The speaker refers to her father as a God-like figure. She doesn’t give him enough credit to be
God, but he is composed of facets which one associates with God. Her words are a type of bitter
mockery.

During her childhood, it would be safe to assume that her father was a God-like figure, someone
who was always present – similar to God’s omnipotence, and soon after his passing such an
association adopted the bitter, mocking tone. Though he is dead, his memory is something that
the speaker cannot escape. Somehow this powerful man has found a way to continue to control
her, or she has found a way to relinquish her own right to control his memory.

The speaker solidifies her father’s overwhelming omni-presence through an association to a


geographic locale. His presence is large enough to encompass all the continents, though the
speaker keeps him tied to the Atlantic, and allows him to rest there. The association of the colors
of the waters that surround the father’s hulking form indicates sickness. The idea of the ‘bean
green’ water intertwined with the blue is a nauseating association. Path plays on this association
by naming a body of some of the water Nauset.
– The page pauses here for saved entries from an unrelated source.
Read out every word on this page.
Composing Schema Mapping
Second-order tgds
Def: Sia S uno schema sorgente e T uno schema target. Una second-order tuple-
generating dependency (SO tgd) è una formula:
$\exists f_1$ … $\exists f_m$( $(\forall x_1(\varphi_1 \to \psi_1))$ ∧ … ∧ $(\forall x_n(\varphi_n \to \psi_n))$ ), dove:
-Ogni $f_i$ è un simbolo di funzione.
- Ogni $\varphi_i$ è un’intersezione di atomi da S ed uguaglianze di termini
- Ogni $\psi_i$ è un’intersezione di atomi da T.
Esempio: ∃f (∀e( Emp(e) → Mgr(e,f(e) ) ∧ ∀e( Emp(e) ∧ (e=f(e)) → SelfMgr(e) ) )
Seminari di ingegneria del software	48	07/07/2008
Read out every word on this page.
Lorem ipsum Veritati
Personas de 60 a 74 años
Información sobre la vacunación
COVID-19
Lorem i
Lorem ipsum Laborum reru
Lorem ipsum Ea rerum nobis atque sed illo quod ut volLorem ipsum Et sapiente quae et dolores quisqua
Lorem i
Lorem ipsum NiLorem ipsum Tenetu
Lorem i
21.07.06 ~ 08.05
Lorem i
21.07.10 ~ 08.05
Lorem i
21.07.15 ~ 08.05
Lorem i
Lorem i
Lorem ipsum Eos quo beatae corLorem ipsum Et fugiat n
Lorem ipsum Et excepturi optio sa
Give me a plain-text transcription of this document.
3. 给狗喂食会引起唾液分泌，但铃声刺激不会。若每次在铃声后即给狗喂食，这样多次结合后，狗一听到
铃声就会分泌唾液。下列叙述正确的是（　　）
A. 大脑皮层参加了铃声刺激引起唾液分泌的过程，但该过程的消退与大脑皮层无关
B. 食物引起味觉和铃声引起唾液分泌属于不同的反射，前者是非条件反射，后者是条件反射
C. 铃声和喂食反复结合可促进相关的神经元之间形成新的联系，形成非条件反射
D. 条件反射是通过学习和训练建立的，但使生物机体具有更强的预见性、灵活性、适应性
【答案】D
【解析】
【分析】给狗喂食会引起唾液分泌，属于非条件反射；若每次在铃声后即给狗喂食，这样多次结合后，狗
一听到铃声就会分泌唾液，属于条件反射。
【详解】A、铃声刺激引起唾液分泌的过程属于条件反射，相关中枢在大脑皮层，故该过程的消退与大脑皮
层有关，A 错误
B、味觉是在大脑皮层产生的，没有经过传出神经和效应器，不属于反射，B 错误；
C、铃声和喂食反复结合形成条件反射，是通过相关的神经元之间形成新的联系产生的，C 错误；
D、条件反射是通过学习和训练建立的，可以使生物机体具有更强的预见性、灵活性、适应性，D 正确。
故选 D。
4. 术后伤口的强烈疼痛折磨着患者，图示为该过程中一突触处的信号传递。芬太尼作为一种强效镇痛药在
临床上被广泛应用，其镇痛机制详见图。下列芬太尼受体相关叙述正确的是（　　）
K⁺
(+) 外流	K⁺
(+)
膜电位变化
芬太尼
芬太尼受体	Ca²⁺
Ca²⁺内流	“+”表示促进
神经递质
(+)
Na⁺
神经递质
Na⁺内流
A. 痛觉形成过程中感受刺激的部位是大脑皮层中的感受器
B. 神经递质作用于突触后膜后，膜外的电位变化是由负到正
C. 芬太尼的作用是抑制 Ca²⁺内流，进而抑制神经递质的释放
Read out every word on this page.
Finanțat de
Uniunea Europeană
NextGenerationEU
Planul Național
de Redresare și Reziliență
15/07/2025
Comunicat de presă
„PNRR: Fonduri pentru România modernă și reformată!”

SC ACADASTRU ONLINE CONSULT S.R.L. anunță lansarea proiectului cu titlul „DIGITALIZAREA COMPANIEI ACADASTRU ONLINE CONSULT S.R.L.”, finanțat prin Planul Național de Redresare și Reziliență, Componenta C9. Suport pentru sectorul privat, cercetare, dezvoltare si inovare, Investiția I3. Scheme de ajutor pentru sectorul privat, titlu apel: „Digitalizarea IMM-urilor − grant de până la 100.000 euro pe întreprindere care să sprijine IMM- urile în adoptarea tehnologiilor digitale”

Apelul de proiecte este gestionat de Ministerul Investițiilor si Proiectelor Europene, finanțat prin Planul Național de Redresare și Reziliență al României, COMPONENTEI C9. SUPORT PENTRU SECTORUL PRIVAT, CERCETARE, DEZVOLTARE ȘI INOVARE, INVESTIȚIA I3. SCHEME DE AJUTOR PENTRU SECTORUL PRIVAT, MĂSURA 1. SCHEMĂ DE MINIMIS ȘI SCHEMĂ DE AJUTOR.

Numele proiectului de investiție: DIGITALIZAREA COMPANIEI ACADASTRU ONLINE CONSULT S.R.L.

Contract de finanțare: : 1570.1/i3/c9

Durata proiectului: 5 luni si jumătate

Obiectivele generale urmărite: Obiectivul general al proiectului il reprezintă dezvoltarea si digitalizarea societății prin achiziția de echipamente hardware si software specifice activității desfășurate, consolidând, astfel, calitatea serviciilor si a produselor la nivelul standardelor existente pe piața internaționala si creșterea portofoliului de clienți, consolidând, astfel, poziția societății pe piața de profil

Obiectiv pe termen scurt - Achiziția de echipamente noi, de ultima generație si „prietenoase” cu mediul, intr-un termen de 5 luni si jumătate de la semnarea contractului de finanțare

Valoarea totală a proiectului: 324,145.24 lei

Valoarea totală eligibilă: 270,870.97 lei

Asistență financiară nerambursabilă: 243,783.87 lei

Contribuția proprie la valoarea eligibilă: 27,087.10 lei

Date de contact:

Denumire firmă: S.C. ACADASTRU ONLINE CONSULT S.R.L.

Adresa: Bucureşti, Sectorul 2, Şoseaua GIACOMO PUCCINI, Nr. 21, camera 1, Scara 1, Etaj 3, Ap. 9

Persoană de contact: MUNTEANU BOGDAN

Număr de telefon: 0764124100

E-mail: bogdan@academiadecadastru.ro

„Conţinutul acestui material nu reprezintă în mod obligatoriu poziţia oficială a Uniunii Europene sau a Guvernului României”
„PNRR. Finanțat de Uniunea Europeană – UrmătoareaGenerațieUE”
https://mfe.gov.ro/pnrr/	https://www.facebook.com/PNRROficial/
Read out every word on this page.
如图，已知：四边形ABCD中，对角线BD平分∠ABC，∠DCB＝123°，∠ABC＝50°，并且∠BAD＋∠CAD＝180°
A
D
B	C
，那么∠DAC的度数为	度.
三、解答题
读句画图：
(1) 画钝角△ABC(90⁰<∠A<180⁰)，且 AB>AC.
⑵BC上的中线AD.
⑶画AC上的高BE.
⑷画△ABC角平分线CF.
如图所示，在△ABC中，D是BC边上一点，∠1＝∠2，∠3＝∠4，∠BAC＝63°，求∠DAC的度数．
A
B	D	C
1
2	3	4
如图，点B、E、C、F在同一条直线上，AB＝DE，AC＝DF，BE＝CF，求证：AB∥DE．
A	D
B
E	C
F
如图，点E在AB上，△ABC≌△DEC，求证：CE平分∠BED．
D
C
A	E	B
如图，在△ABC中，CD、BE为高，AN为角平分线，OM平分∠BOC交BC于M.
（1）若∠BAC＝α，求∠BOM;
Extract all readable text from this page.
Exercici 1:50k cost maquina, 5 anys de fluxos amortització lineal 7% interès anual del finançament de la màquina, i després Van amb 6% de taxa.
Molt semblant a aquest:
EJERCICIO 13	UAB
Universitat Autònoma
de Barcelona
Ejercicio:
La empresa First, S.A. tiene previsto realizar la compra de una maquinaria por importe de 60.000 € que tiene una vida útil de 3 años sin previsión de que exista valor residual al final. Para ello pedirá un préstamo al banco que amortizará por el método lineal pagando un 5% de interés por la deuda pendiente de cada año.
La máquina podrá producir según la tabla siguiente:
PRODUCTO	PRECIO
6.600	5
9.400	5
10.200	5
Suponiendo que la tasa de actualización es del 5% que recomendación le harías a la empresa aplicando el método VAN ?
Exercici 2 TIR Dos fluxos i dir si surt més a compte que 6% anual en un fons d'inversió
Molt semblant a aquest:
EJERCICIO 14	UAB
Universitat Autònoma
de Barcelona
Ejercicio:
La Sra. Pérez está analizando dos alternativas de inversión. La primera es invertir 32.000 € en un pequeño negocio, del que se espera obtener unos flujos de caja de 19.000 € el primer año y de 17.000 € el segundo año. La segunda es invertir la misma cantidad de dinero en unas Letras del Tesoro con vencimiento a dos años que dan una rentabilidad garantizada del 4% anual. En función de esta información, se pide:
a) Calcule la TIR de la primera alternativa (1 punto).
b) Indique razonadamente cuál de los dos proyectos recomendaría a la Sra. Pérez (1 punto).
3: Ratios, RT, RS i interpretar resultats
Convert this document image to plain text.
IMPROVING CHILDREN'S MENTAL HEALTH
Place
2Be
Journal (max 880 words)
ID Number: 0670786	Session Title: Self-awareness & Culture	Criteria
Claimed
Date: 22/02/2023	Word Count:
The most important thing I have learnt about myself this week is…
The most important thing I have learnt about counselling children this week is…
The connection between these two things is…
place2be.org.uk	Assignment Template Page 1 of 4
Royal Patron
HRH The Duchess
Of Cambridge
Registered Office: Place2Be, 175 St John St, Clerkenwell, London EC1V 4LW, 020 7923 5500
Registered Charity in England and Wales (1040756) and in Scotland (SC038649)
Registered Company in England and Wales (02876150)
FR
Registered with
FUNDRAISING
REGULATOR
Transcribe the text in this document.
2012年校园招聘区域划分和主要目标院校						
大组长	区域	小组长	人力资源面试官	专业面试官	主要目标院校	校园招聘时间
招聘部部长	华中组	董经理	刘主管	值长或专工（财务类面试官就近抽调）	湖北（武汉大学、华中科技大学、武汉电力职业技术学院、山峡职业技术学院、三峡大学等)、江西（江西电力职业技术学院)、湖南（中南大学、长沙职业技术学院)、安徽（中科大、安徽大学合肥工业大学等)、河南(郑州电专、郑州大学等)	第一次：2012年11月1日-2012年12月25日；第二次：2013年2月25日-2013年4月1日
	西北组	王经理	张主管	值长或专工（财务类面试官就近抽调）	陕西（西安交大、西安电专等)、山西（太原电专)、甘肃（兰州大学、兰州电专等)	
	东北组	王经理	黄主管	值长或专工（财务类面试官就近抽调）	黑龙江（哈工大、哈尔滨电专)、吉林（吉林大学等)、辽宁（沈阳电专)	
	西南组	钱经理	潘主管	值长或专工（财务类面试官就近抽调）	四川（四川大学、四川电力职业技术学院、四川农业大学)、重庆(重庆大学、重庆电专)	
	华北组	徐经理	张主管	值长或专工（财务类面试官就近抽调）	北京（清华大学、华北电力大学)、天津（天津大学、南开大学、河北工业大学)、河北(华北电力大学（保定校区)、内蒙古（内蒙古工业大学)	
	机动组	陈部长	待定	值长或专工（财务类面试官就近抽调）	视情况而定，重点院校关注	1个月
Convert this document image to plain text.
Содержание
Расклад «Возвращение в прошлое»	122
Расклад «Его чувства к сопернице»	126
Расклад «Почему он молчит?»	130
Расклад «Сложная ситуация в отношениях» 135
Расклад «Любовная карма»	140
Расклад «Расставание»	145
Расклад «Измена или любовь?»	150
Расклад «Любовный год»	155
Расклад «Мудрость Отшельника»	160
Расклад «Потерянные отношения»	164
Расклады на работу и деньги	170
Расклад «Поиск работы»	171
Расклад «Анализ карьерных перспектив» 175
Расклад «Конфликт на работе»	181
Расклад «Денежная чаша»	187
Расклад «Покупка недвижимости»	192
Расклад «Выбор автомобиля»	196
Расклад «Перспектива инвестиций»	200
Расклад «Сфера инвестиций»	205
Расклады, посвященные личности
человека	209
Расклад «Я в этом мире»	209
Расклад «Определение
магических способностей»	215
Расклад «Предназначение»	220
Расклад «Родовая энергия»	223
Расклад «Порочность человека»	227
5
Extermination:-There are instances in Daddy in which Plath reverts to a German/Jewish


theme. She refers to a Holocaust scenario by portraying herself as the Jew, who is being
transported to the death camp, and her father as the German soldier in command of the operation.

With the barrier in place between the father and daughter, this alienation attracts attention to
differences in emotion, temperament, and language. Plath introduces her father in his terrifying
role of the German in subsequent lines. Within those lines, the language barrier can be more
easily characterized.

Representing herself as a Jew, she immediately allows the father character to adopt immense and
controlling characteristics. Her position may suggest to the reader her substandard views of
herself. Plath felt that she was not good enough, but instead of her father having her transported,
he left.

Daddy as the Devil:-Plath introduces her father as the devil. Once again the imagery of the foot
is used, though in a different way this time. A cleft, which is often associated with the devil’s
hoofs, is compared to the cleft in the father’s chin. This suggests that the father had some
demonic characteristics associated with his physical form.

She admits to her father’s memory that she first attempted suicide when she was twenty. At that
particular point in her life, Plath may have felt that being dead, like her father, would be the only
reasonable and least painful resolution to her desperation. Plath made this connection during her
own bleak moments, and thought it a reasonable compromise.

Theme of Blackness Returns:-Plath guides her audience back to the theme of blackness,
and communication—a black telephone. The phone is “off at the root” and any connection she
has to this father figure has been dissipated. There is no chance that the connection could be
reestablished. Voices cannot worm their way through, and tunnel to the speaker.

The final lines are ones in which Plath allows the reader to better understand what the speaker
feels, and if the empathy is not there, some level of understanding or reasoning must be
instituted. The strength with which these lines were written is felt by the audience, and
experienced on many psychological, emotional, and sensory levels.

In the last stanza, the association of the villagers could be attributed to the speaker’s family,
siblings or different facets of her own personality. Whatever the case, these final lines make the
case for the strong sense with which this man’s behaviors, or possibly his physical death alone,
were abhorred.

Daddy’s Subsequent Influence:-Throughout Plath’s literary career the role of her father, or
merely his influence, is something that permeated her life and writing. Daddy is a poem that is
known for its brutal imagery and language. Plath holds nothing back, and the speaker is not
ashamed. She finds comfort and resolution in her words pouring out before her.